Since that day, I have slowly begun stacking onto the “future” side. A scrap here, a sliver there… Ideas, concepts, feelings, and faith that slowly accumulate and begin to move the scale slightly.
Once the pan holding future and faith begins to lift off of the table and daylight is seen under that side of the scale, I realize what’s possible! I know things can change for the better! So, it encourages me to stack more of these good things onto the healthy side of the scale.
I have witnessed this scale now in my mind, and it’s slow movement, for over 3 months. It has moved considerably through my hard work. In my heart, it feels about even between grief and future. My thoughts run from sadness then quickly to anticipation of positive things to come.

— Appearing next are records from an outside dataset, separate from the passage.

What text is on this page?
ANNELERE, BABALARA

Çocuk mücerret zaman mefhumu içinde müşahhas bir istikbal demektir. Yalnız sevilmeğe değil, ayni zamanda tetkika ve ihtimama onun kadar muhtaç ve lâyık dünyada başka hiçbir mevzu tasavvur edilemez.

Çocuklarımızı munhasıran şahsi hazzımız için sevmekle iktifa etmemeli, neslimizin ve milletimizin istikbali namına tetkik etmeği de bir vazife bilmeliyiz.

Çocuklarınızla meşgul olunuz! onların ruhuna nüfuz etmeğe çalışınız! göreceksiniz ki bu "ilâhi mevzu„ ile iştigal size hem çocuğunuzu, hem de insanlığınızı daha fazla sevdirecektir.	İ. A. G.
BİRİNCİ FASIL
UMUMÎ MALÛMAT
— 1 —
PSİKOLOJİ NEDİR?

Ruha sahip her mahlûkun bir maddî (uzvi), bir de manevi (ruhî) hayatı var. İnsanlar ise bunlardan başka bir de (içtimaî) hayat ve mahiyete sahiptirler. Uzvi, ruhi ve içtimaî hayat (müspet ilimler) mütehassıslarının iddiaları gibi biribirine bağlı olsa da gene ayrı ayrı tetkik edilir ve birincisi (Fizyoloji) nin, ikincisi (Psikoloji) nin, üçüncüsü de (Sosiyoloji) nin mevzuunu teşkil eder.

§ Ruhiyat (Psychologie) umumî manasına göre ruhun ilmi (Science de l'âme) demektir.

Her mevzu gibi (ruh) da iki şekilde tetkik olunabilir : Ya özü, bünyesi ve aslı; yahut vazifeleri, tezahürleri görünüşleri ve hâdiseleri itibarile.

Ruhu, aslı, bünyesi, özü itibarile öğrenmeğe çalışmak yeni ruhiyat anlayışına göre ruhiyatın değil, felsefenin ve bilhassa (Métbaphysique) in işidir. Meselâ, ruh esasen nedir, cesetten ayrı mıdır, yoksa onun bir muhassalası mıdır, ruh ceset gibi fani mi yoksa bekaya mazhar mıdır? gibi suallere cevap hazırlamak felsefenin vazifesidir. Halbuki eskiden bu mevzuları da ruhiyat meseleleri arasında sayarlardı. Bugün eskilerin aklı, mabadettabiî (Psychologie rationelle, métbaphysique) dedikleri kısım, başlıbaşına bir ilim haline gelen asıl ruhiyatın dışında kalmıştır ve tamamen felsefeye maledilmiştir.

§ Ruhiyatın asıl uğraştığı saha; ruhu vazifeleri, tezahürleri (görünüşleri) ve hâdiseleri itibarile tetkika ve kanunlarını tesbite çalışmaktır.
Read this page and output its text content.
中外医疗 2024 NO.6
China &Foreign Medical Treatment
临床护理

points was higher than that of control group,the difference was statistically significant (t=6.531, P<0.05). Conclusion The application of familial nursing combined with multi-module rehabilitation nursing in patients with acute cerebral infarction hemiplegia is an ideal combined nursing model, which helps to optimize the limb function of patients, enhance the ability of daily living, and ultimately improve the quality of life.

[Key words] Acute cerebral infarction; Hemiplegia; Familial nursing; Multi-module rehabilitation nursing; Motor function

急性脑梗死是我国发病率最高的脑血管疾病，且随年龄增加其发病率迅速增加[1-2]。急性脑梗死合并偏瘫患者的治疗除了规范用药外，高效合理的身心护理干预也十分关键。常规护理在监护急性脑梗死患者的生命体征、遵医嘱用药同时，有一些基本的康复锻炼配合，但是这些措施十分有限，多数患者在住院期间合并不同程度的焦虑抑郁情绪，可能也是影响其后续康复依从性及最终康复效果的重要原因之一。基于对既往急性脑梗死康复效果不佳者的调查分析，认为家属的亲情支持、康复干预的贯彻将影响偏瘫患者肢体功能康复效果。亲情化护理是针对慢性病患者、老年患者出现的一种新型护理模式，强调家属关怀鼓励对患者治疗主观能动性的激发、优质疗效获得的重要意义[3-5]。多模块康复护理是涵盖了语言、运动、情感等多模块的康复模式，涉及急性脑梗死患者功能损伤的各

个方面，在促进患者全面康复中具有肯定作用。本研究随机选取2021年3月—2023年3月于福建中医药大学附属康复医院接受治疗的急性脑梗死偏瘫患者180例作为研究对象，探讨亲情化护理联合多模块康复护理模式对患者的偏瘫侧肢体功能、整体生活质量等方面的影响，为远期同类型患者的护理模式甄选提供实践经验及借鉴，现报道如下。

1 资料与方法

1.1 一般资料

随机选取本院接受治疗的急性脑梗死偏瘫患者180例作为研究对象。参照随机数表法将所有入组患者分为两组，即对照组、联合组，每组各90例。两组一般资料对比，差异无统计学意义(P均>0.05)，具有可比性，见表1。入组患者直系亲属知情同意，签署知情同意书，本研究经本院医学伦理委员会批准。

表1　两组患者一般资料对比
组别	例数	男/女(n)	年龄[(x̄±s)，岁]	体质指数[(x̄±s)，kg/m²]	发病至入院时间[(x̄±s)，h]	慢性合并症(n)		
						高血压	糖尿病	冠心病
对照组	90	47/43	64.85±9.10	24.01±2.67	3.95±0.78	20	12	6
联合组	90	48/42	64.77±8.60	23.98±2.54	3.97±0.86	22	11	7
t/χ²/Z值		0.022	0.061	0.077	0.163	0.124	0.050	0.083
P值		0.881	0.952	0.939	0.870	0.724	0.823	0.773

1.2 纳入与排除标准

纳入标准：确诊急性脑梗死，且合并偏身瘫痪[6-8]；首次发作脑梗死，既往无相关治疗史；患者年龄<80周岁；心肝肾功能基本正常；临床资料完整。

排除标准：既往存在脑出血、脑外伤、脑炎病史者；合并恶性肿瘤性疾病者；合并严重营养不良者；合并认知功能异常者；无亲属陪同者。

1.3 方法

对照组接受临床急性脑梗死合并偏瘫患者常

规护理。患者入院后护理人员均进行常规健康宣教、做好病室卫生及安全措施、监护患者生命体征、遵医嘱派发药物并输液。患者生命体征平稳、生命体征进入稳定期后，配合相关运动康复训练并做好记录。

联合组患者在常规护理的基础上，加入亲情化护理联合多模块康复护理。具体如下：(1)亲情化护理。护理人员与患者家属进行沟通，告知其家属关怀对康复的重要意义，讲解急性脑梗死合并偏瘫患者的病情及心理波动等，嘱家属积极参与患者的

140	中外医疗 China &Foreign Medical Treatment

My faith is stronger. Living through this trial is certainly teaching endurance. My heart for others is changing and the way that I see pain is more colorful and vivid. Previously, I saw other’s suffering in more of a gray-scale. Now, I see the brilliant colors of grief, sorrow, and depression. The various hues of loss that color every aspect of life in their respective degrees.
The positive portion of reaching a place in which my emotional/faith scale is balanced is that I realize that I cannot stay here. I have momentum to continue toward faith, continue toward future. It’s easier to heap on the faith-based decisions.
When friends and family ask, “How are you doing?” I often offer my status in the form of a number on the ten-scale. For a long time, I was a 0.5! In accordance with my previous discussion in this post, I would say I am very close to a 5 much of the time. Reaching this point in my grief strengthens my resolve to push on and continue to feel each emotion, tackle the things that are scary, and place my faith in the One who will see me through, Jesus Christ!
Consider it a great joy, my brothers and sisters, whenever you experience various trials, because you know that the testing of your faith produces endurance. And let endurance have its full effect, so that you may be mature and complete, lacking nothing.